Hicks is considering the purchase of a new computer system for $80,000, plus the 6 percent Ohio State sales tax. The system will require an additional $10,000 for installation. If the new computer is purchased it will replace an old system that has been fully depreciated. The computer system, which has a useful life of 10-years, is expected to increase revenues by $32,000 per year over its useful life. Operating costs are expected to decrease by $2,000 per year over the life of the system. Hicks has a 10 percent cost of capital.

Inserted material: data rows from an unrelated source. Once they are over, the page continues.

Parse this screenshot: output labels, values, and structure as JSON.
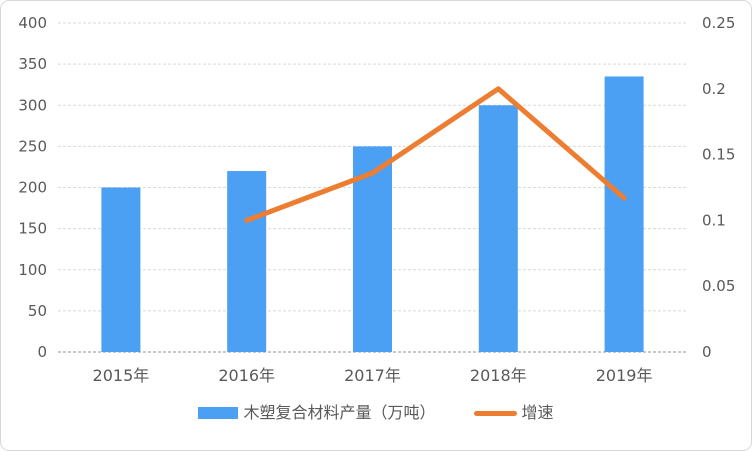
{
  "chart_data": {
    "type": "bar+line combo",
    "title": "",
    "categories": [
      "2015年",
      "2016年",
      "2017年",
      "2018年",
      "2019年"
    ],
    "series": [
      {
        "name": "木塑复合材料产量（万吨）",
        "type": "bar",
        "axis": "left",
        "color": "#4BA0F4",
        "values": [
          200,
          220,
          250,
          300,
          335
        ]
      },
      {
        "name": "增速",
        "type": "line",
        "axis": "right",
        "color": "#ED7D31",
        "values": [
          null,
          0.1,
          0.136,
          0.2,
          0.117
        ]
      }
    ],
    "left_axis": {
      "range": [
        0,
        400
      ],
      "tick_step": 50,
      "ticks": [
        0,
        50,
        100,
        150,
        200,
        250,
        300,
        350,
        400
      ]
    },
    "right_axis": {
      "range": [
        0,
        0.25
      ],
      "tick_step": 0.05,
      "tick_values": [
        0,
        0.05,
        0.1,
        0.15,
        0.2,
        0.25
      ],
      "tick_labels": [
        "0",
        "0.05",
        "0.1",
        "0.15",
        "0.2",
        "0.25"
      ]
    },
    "grid": "horizontal-dashed",
    "legend_position": "bottom"
  },
  "colors": {
    "bar": "#4BA0F4",
    "line": "#ED7D31",
    "text": "#595959",
    "gridline": "#D9D9D9",
    "axis_line": "#C9C9C9",
    "border": "#D9D9D9",
    "background": "#FFFFFF"
  }
}
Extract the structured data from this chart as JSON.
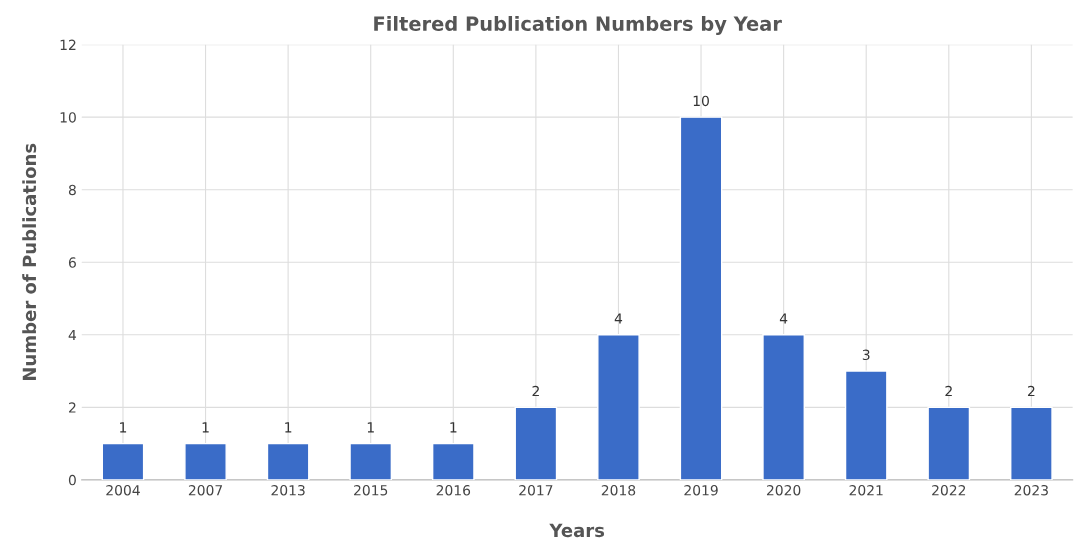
{
  "chart_data": {
    "type": "bar",
    "title": "Filtered Publication Numbers by Year",
    "xlabel": "Years",
    "ylabel": "Number of Publications",
    "categories": [
      "2004",
      "2007",
      "2013",
      "2015",
      "2016",
      "2017",
      "2018",
      "2019",
      "2020",
      "2021",
      "2022",
      "2023"
    ],
    "values": [
      1,
      1,
      1,
      1,
      1,
      2,
      4,
      10,
      4,
      3,
      2,
      2
    ],
    "color": "#3a6cc8",
    "ylim": [
      0,
      12
    ],
    "yticks": [
      0,
      2,
      4,
      6,
      8,
      10,
      12
    ],
    "grid": true,
    "data_labels": true
  }
}
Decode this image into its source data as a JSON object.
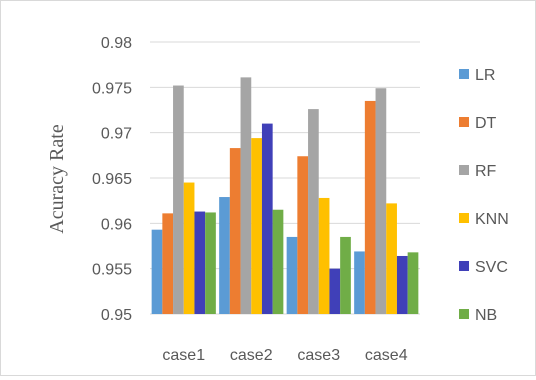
{
  "chart_data": {
    "type": "bar",
    "title": "",
    "xlabel": "",
    "ylabel": "Acuracy Rate",
    "ylim": [
      0.95,
      0.98
    ],
    "yticks": [
      "0.95",
      "0.955",
      "0.96",
      "0.965",
      "0.97",
      "0.975",
      "0.98"
    ],
    "grid": true,
    "legend_position": "right",
    "categories": [
      "case1",
      "case2",
      "case3",
      "case4"
    ],
    "series": [
      {
        "name": "LR",
        "color": "#5b9bd5",
        "values": [
          0.9593,
          0.9629,
          0.9585,
          0.9569
        ]
      },
      {
        "name": "DT",
        "color": "#ed7d31",
        "values": [
          0.9611,
          0.9683,
          0.9674,
          0.9735
        ]
      },
      {
        "name": "RF",
        "color": "#a5a5a5",
        "values": [
          0.9752,
          0.9761,
          0.9726,
          0.9749
        ]
      },
      {
        "name": "KNN",
        "color": "#ffc000",
        "values": [
          0.9645,
          0.9694,
          0.9628,
          0.9622
        ]
      },
      {
        "name": "SVC",
        "color": "#4040b8",
        "values": [
          0.9613,
          0.971,
          0.955,
          0.9564
        ]
      },
      {
        "name": "NB",
        "color": "#70ad47",
        "values": [
          0.9612,
          0.9615,
          0.9585,
          0.9568
        ]
      }
    ]
  }
}
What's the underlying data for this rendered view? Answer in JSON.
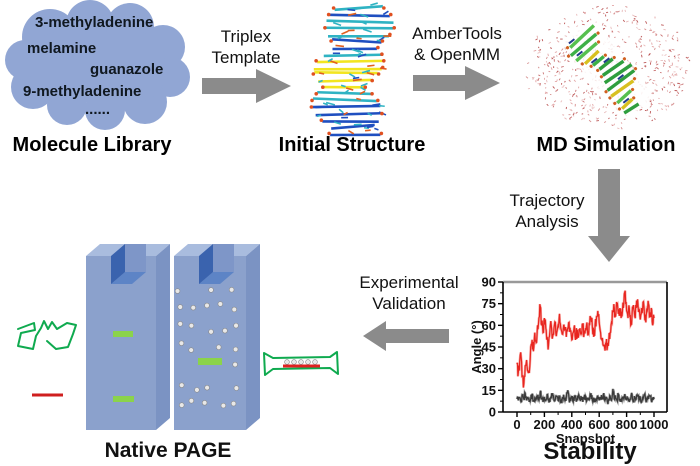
{
  "molecule_library": {
    "label": "Molecule Library",
    "items": [
      "3-methyladenine",
      "melamine",
      "guanazole",
      "9-methyladenine",
      "......"
    ]
  },
  "labels": {
    "initial_structure": "Initial Structure",
    "md_simulation": "MD Simulation",
    "native_page": "Native PAGE",
    "stability": "Stability"
  },
  "steps": {
    "triplex": {
      "line1": "Triplex",
      "line2": "Template"
    },
    "amber": {
      "line1": "AmberTools",
      "line2": "& OpenMM"
    },
    "trajectory": {
      "line1": "Trajectory",
      "line2": "Analysis"
    },
    "experimental": {
      "line1": "Experimental",
      "line2": "Validation"
    }
  },
  "colors": {
    "arrow_gray": "#8b8b8b",
    "cloud_blue": "#91a6d4",
    "gel_front": "#8ba1cc",
    "gel_top": "#a9bcde",
    "gel_side": "#7b93c3",
    "well_dark": "#3a63ae",
    "band_green": "#8bd34b",
    "outline_green": "#0faa4f",
    "marker_red": "#cf1f1f",
    "chart_red": "#e8251f",
    "chart_black": "#3a3a3a"
  },
  "chart_data": {
    "type": "line",
    "title": "Stability",
    "xlabel": "Snapshot",
    "ylabel": "Angle (°)",
    "ylim": [
      0,
      90
    ],
    "y_ticks": [
      0,
      15,
      30,
      45,
      60,
      75,
      90
    ],
    "x_ticks": [
      0,
      200,
      400,
      600,
      800,
      1000
    ],
    "grid": false,
    "legend": "none",
    "x_step": 10,
    "series": [
      {
        "name": "red trace",
        "color": "#e8251f",
        "halo": "#f7aaa5",
        "values": [
          33,
          28,
          35,
          38,
          25,
          20,
          32,
          36,
          28,
          27,
          45,
          50,
          42,
          55,
          48,
          60,
          65,
          73,
          60,
          55,
          65,
          58,
          52,
          46,
          56,
          60,
          52,
          58,
          62,
          55,
          60,
          68,
          58,
          54,
          60,
          57,
          52,
          58,
          62,
          56,
          50,
          55,
          60,
          52,
          57,
          53,
          58,
          55,
          60,
          54,
          58,
          62,
          55,
          60,
          65,
          58,
          52,
          60,
          66,
          70,
          62,
          55,
          50,
          46,
          44,
          47,
          45,
          50,
          55,
          62,
          70,
          72,
          66,
          74,
          68,
          72,
          65,
          70,
          76,
          84,
          70,
          65,
          72,
          60,
          68,
          74,
          66,
          72,
          78,
          70,
          64,
          72,
          76,
          68,
          62,
          70,
          75,
          66,
          72,
          60,
          65
        ]
      },
      {
        "name": "black trace",
        "color": "#3a3a3a",
        "halo": "#9d9d9d",
        "values": [
          9,
          8,
          10,
          7,
          11,
          9,
          13,
          8,
          10,
          7,
          9,
          12,
          8,
          10,
          9,
          11,
          8,
          14,
          9,
          7,
          10,
          8,
          12,
          9,
          7,
          10,
          13,
          8,
          9,
          11,
          8,
          10,
          7,
          9,
          12,
          8,
          10,
          15,
          9,
          8,
          10,
          7,
          11,
          9,
          8,
          12,
          9,
          10,
          7,
          9,
          11,
          8,
          10,
          9,
          13,
          8,
          10,
          7,
          9,
          11,
          8,
          10,
          9,
          12,
          8,
          10,
          7,
          9,
          11,
          8,
          16,
          9,
          10,
          8,
          12,
          9,
          7,
          10,
          9,
          11,
          8,
          10,
          7,
          9,
          12,
          8,
          10,
          9,
          11,
          8,
          10,
          7,
          9,
          12,
          8,
          10,
          9,
          11,
          8,
          10,
          9
        ]
      }
    ]
  }
}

(a) Calculation of net investment:-
Particulars | Amount($) |
Purchase Price of new computer system | 80,000 |
Add- State Sales Tax (6%) (80000*6/100) | 4,800 |
Add- Installation Cast | 10,000 |
Net Investment cost | $94,800 |
(b) Computation of Annual Net Cash FLow:-
Year | Reveue($) | Cost($) | Net cash Flow($) |
1-10 | 32000 | -2000 | 30000 |
(c) Calculation of project IRR:-
NPV= P.V of Cash Inflow - P.V. of Cashoutflow
0= 30,000 * PVAF - 94800
Now, we will calculate IRR
Year | Cash Flow | PVAF@25% | NPV | PVAF30@ | NPV |
0 | -94800 | 1 | -94800 | 1 | -94800 |
1-10 | 30000 | 3.5705 | 107115 | 3.0915 | 92745 |
NPV | 12315 | -2055 |
IRR= Lower Rate+ Lowerr rate NPV / Lower rate NPV- Higher Rate NPV * higher rate -lower rate
= 25+ 12315 / 12315-(-2055) * (30-25)
IRR = 29.28%
Project Payback time:-
= Total Invertment / Net cash flow
= $94,800 / $30000
= 3.16
(d) In the given cash Hicks can purchase new computer.